There’s no needle back and forth. Everything in parentheses is a complete expression, like a formula. You have the operator (function) and the operands (args). Think of it as add instead of + and multiply instead of *. You get used to it very quicly and then it does not matter.
It's not about thinking differently, it's about operator location, you simply don't know with long nested function what operation is performed at end-3 nest unless you look at beg+3
A programming language should be first and foremost precise and readable, not concise. I can barely understand the clojure version but when I read the "traditional" one I don't even need to think.
If you work with clojure a lot, does it become natural?
I've worked with clojure for years, and it becomes pretty normal, but I don't think it inherently get's better than the alternative, just on par... although it's realllly nice not to ever have to think about operator precedence, especially if you have to switch between languages.

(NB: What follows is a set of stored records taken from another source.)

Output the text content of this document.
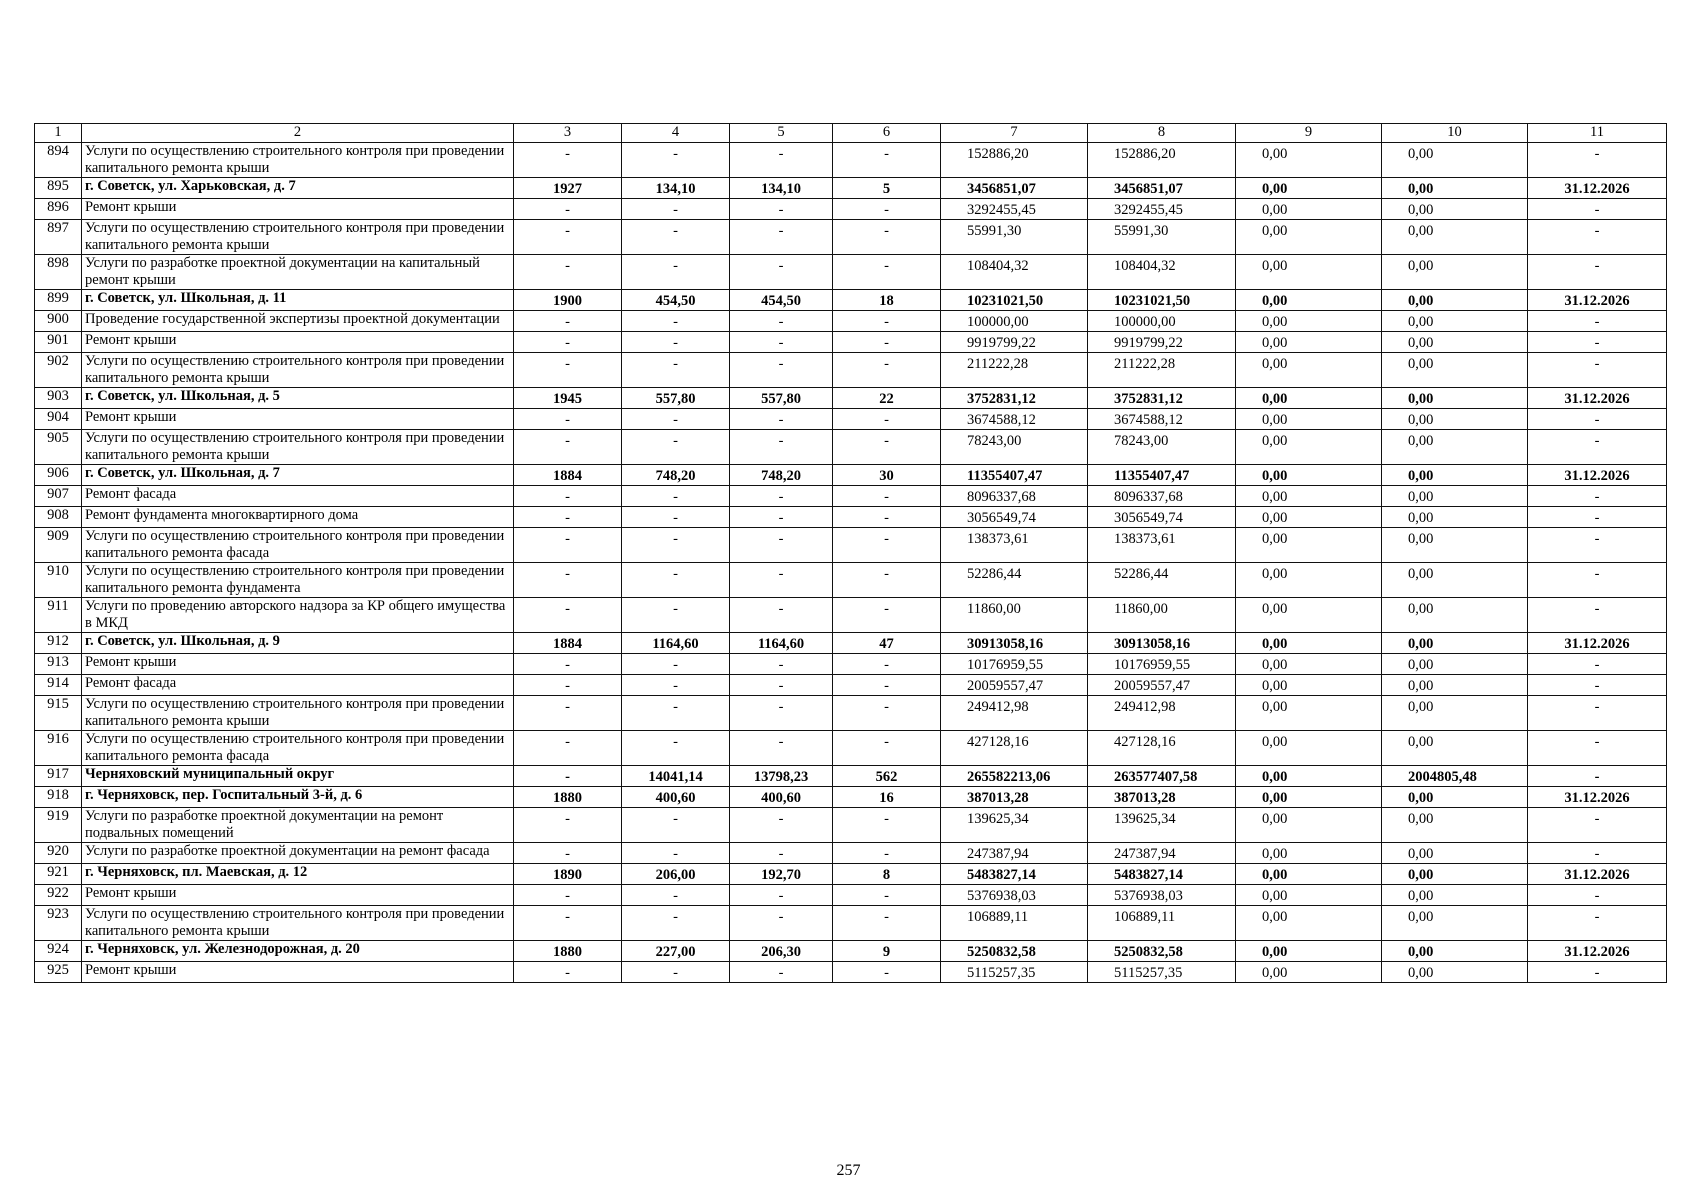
1	2	3	4	5	6	7	8	9	10	11
894	Услуги по осуществлению строительного контроля при проведении капитального ремонта крыши	-	-	-	-	152886,20	152886,20	0,00	0,00	-
895	г. Советск, ул. Харьковская, д. 7	1927	134,10	134,10	5	3456851,07	3456851,07	0,00	0,00	31.12.2026
896	Ремонт крыши	-	-	-	-	3292455,45	3292455,45	0,00	0,00	-
897	Услуги по осуществлению строительного контроля при проведении капитального ремонта крыши	-	-	-	-	55991,30	55991,30	0,00	0,00	-
898	Услуги по разработке проектной документации на капитальный ремонт крыши	-	-	-	-	108404,32	108404,32	0,00	0,00	-
899	г. Советск, ул. Школьная, д. 11	1900	454,50	454,50	18	10231021,50	10231021,50	0,00	0,00	31.12.2026
900	Проведение государственной экспертизы проектной документации	-	-	-	-	100000,00	100000,00	0,00	0,00	-
901	Ремонт крыши	-	-	-	-	9919799,22	9919799,22	0,00	0,00	-
902	Услуги по осуществлению строительного контроля при проведении капитального ремонта крыши	-	-	-	-	211222,28	211222,28	0,00	0,00	-
903	г. Советск, ул. Школьная, д. 5	1945	557,80	557,80	22	3752831,12	3752831,12	0,00	0,00	31.12.2026
904	Ремонт крыши	-	-	-	-	3674588,12	3674588,12	0,00	0,00	-
905	Услуги по осуществлению строительного контроля при проведении капитального ремонта крыши	-	-	-	-	78243,00	78243,00	0,00	0,00	-
906	г. Советск, ул. Школьная, д. 7	1884	748,20	748,20	30	11355407,47	11355407,47	0,00	0,00	31.12.2026
907	Ремонт фасада	-	-	-	-	8096337,68	8096337,68	0,00	0,00	-
908	Ремонт фундамента многоквартирного дома	-	-	-	-	3056549,74	3056549,74	0,00	0,00	-
909	Услуги по осуществлению строительного контроля при проведении капитального ремонта фасада	-	-	-	-	138373,61	138373,61	0,00	0,00	-
910	Услуги по осуществлению строительного контроля при проведении капитального ремонта фундамента	-	-	-	-	52286,44	52286,44	0,00	0,00	-
911	Услуги по проведению авторского надзора за КР общего имущества в МКД	-	-	-	-	11860,00	11860,00	0,00	0,00	-
912	г. Советск, ул. Школьная, д. 9	1884	1164,60	1164,60	47	30913058,16	30913058,16	0,00	0,00	31.12.2026
913	Ремонт крыши	-	-	-	-	10176959,55	10176959,55	0,00	0,00	-
914	Ремонт фасада	-	-	-	-	20059557,47	20059557,47	0,00	0,00	-
915	Услуги по осуществлению строительного контроля при проведении капитального ремонта крыши	-	-	-	-	249412,98	249412,98	0,00	0,00	-
916	Услуги по осуществлению строительного контроля при проведении капитального ремонта фасада	-	-	-	-	427128,16	427128,16	0,00	0,00	-
917	Черняховский муниципальный округ	-	14041,14	13798,23	562	265582213,06	263577407,58	0,00	2004805,48	-
918	г. Черняховск, пер. Госпитальный 3-й, д. 6	1880	400,60	400,60	16	387013,28	387013,28	0,00	0,00	31.12.2026
919	Услуги по разработке проектной документации на ремонт подвальных помещений	-	-	-	-	139625,34	139625,34	0,00	0,00	-
920	Услуги по разработке проектной документации на ремонт фасада	-	-	-	-	247387,94	247387,94	0,00	0,00	-
921	г. Черняховск, пл. Маевская, д. 12	1890	206,00	192,70	8	5483827,14	5483827,14	0,00	0,00	31.12.2026
922	Ремонт крыши	-	-	-	-	5376938,03	5376938,03	0,00	0,00	-
923	Услуги по осуществлению строительного контроля при проведении капитального ремонта крыши	-	-	-	-	106889,11	106889,11	0,00	0,00	-
924	г. Черняховск, ул. Железнодорожная, д. 20	1880	227,00	206,30	9	5250832,58	5250832,58	0,00	0,00	31.12.2026
925	Ремонт крыши	-	-	-	-	5115257,35	5115257,35	0,00	0,00	-
257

Where it really shines though is when you use the threading macro and inline comments to make really complex math a breeze to review:
(-> (+ 34 68 12 9 20) ;; sum all the numbers
(/ 140) ;; divide by a quotient for some reason
(* 2) ;; multiply by two for it's own reason
The real advantage of this notation is that it's much, much easier to stack calculations.
Example:
(/ (+ 34 68 12 9 20) 140)
You can imagine how the first part of that could come about:
(+ 34 68 12 9 20)
And then the second part (pseudocode):
(/ sum 140)
In Clojure it's easy to mash them together, or for example to paste the first calculation in the second.
(/ (+ 34 68 12 9 20) 140)
Want to go further? Easy: add another enclosing parens.
(* (/ (+ 34 68 12 9 20) 140) 1.5 2)
Note how we're stacking in a more human-readable order - a new calculation starts on the left hand side, the first thing we see as we read it.